Moazzam Begg, 37, a British Muslim who spent three years in US detention, including two years at Guantanamo before being released in 2005, said, ``We all expected something like this but were not prepared. It's just awful. I hope the Bush administration will finally see this is wrong."
Amnesty International said the suicides ``are the tragic results of years of arbitrary and indefinite detention," and called the prison ``an indictment" of the administration's human rights record.
Barbara Olshansky of the Center for Constitutional Rights said in a telephone interview from New York that prisoners held at Guantanamo ``have this incredible level of despair that they will never get justice. And now they're gone. And they died without ever having seen a court."
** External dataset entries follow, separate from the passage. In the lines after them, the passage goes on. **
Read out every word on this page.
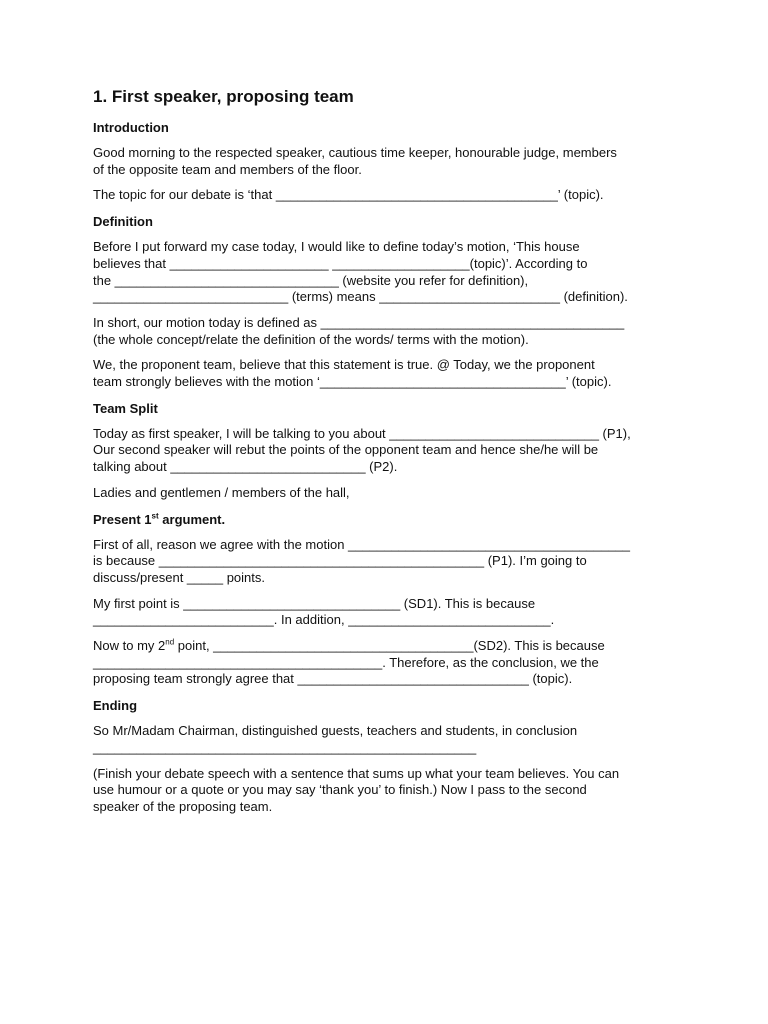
1. First speaker, proposing team
Introduction

Good morning to the respected speaker, cautious time keeper, honourable judge, members
of the opposite team and members of the floor.

The topic for our debate is ‘that _______________________________________’ (topic).

Definition

Before I put forward my case today, I would like to define today’s motion, ‘This house
believes that ______________________ ___________________(topic)’. According to
the _______________________________ (website you refer for definition),
___________________________ (terms) means _________________________ (definition).

In short, our motion today is defined as __________________________________________
(the whole concept/relate the definition of the words/ terms with the motion).

We, the proponent team, believe that this statement is true. @ Today, we the proponent
team strongly believes with the motion ‘__________________________________’ (topic).

Team Split

Today as first speaker, I will be talking to you about _____________________________ (P1),
Our second speaker will rebut the points of the opponent team and hence she/he will be
talking about ___________________________ (P2).

Ladies and gentlemen / members of the hall,

Present 1st argument.

First of all, reason we agree with the motion _______________________________________
is because _____________________________________________ (P1). I’m going to
discuss/present _____ points.

My first point is ______________________________ (SD1). This is because
_________________________. In addition, ____________________________.

Now to my 2nd point, ____________________________________(SD2). This is because
________________________________________. Therefore, as the conclusion, we the
proposing team strongly agree that ________________________________ (topic).

Ending

So Mr/Madam Chairman, distinguished guests, teachers and students, in conclusion
_____________________________________________________

(Finish your debate speech with a sentence that sums up what your team believes. You can
use humour or a quote or you may say ‘thank you’ to finish.) Now I pass to the second
speaker of the proposing team.
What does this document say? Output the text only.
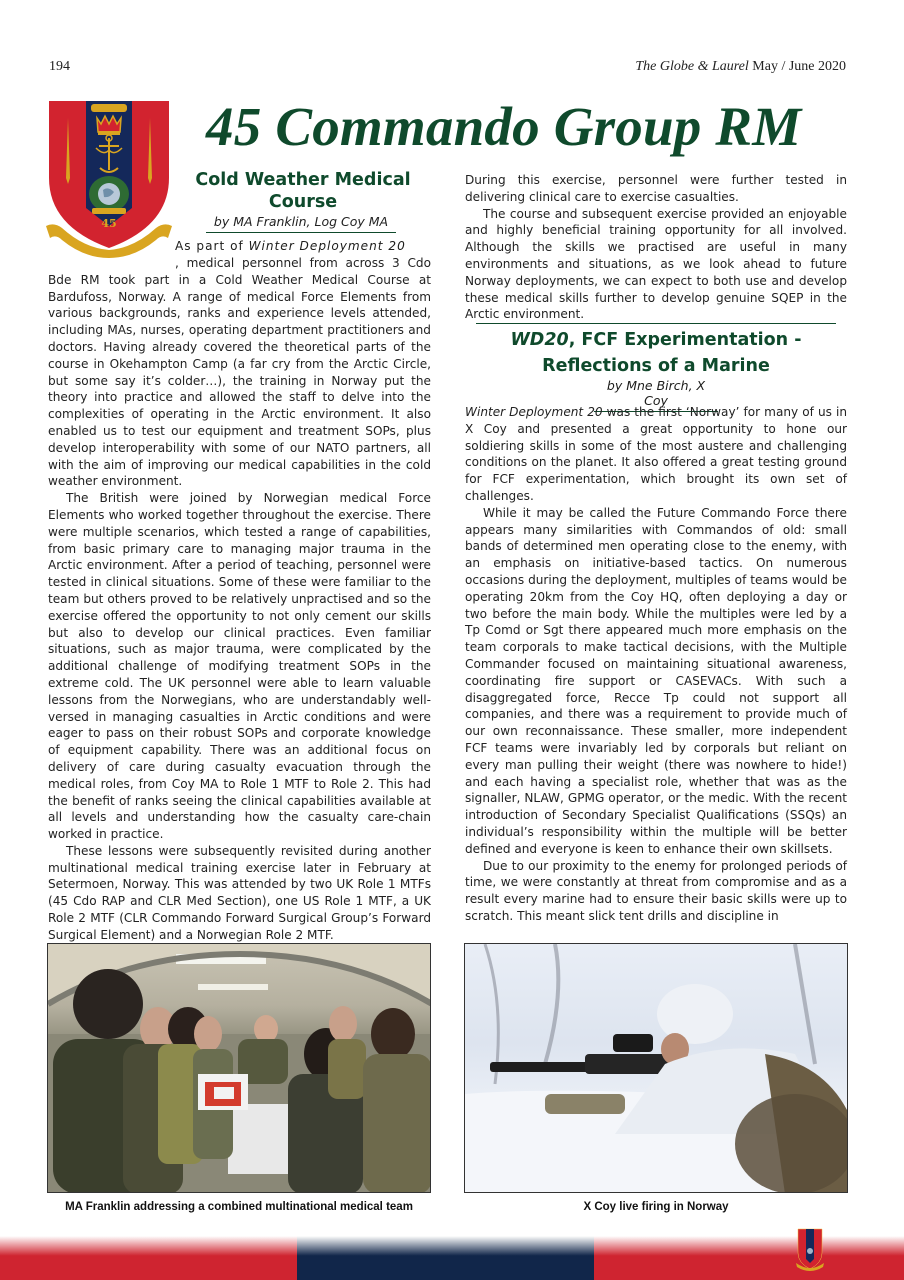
194	The Globe & Laurel May / June 2020
45
45 Commando Group RM
Cold Weather Medical Course
by MA Franklin, Log Coy MA
As part of Winter Deployment 20

, medical personnel from across 3 Cdo Bde RM took part in a Cold Weather Medical Course at Bardufoss, Norway. A range of medical Force Elements from various backgrounds, ranks and experience levels attended, including MAs, nurses, operating department practitioners and doctors. Having already covered the theoretical parts of the course in Okehampton Camp (a far cry from the Arctic Circle, but some say it’s colder…), the training in Norway put the theory into practice and allowed the staff to delve into the complexities of operating in the Arctic environment. It also enabled us to test our equipment and treatment SOPs, plus develop interoperability with some of our NATO partners, all with the aim of improving our medical capabilities in the cold weather environment.

The British were joined by Norwegian medical Force Elements who worked together throughout the exercise. There were multiple scenarios, which tested a range of capabilities, from basic primary care to managing major trauma in the Arctic environment. After a period of teaching, personnel were tested in clinical situations. Some of these were familiar to the team but others proved to be relatively unpractised and so the exercise offered the opportunity to not only cement our skills but also to develop our clinical practices. Even familiar situations, such as major trauma, were complicated by the additional challenge of modifying treatment SOPs in the extreme cold. The UK personnel were able to learn valuable lessons from the Norwegians, who are understandably well-versed in managing casualties in Arctic conditions and were eager to pass on their robust SOPs and corporate knowledge of equipment capability. There was an additional focus on delivery of care during casualty evacuation through the medical roles, from Coy MA to Role 1 MTF to Role 2. This had the benefit of ranks seeing the clinical capabilities available at all levels and understanding how the casualty care-chain worked in practice.

These lessons were subsequently revisited during another multinational medical training exercise later in February at Setermoen, Norway. This was attended by two UK Role 1 MTFs (45 Cdo RAP and CLR Med Section), one US Role 1 MTF, a UK Role 2 MTF (CLR Commando Forward Surgical Group’s Forward Surgical Element) and a Norwegian Role 2 MTF.

During this exercise, personnel were further tested in delivering clinical care to exercise casualties.

The course and subsequent exercise provided an enjoyable and highly beneficial training opportunity for all involved. Although the skills we practised are useful in many environments and situations, as we look ahead to future Norway deployments, we can expect to both use and develop these medical skills further to develop genuine SQEP in the Arctic environment.

WD20, FCF Experimentation - Reflections of a Marine
by Mne Birch, X Coy

Winter Deployment 20 was the first ‘Norway’ for many of us in X Coy and presented a great opportunity to hone our soldiering skills in some of the most austere and challenging conditions on the planet. It also offered a great testing ground for FCF experimentation, which brought its own set of challenges.

While it may be called the Future Commando Force there appears many similarities with Commandos of old: small bands of determined men operating close to the enemy, with an emphasis on initiative-based tactics. On numerous occasions during the deployment, multiples of teams would be operating 20km from the Coy HQ, often deploying a day or two before the main body. While the multiples were led by a Tp Comd or Sgt there appeared much more emphasis on the team corporals to make tactical decisions, with the Multiple Commander focused on maintaining situational awareness, coordinating fire support or CASEVACs. With such a disaggregated force, Recce Tp could not support all companies, and there was a requirement to provide much of our own reconnaissance. These smaller, more independent FCF teams were invariably led by corporals but reliant on every man pulling their weight (there was nowhere to hide!) and each having a specialist role, whether that was as the signaller, NLAW, GPMG operator, or the medic. With the recent introduction of Secondary Specialist Qualifications (SSQs) an individual’s responsibility within the multiple will be better defined and everyone is keen to enhance their own skillsets.

Due to our proximity to the enemy for prolonged periods of time, we were constantly at threat from compromise and as a result every marine had to ensure their basic skills were up to scratch. This meant slick tent drills and discipline in

MA Franklin addressing a combined multinational medical team	X Coy live firing in Norway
Olshansky, whose group represents about 300 Guantanamo detainees, appealed to the administration ``for immediate action to do the right thing."
``They should be taken to court or released," Olshansky said. ``I don't think this country wants the stain of injustice on it for many years to come."
A spokeswoman for Britain's Foreign Office, who declined to be identified in keeping with department policy, said, ``Obviously, this is a very sad event."
On May 19, a United Nations panel said that holding detainees indefinitely at Guantanamo violated the world's ban on torture. The panel said the United States should close the detention center.
Chancellor Angela Merkel of Germany, Prime Minister Anders Fogh Rasmussen of Denmark, and Prime Minister Tony Blair of Britain are among those who also recently have urged the United States to close the prison.
On Friday, after the prison was mentioned during a meeting with Fogh Rasmussen at Camp David, President Bush said his goal is to close the facility.
``We would like to end the Guantanamo -- we'd like it to be empty," Bush said.
But he added: ``There are some that, if put out on the streets, would create grave harm to American citizens and other citizens of the world. And, therefore, I believe they ought to be tried in courts here in the United States."
Bush said his administration was waiting for the Supreme Court to rule on whether he overstepped his authority in ordering the detainees to be tried by US military tribunals. The prisoners were mainly captured during the US war against the Taliban in Afghanistan.
The Defense Department defended the prison yesterday, saying detainees pose a danger to the United States and its allies.
``These are not common criminals. They are enemy combatants being detained because they have waged war against our nation, and they continue to pose a threat," the military's statement said.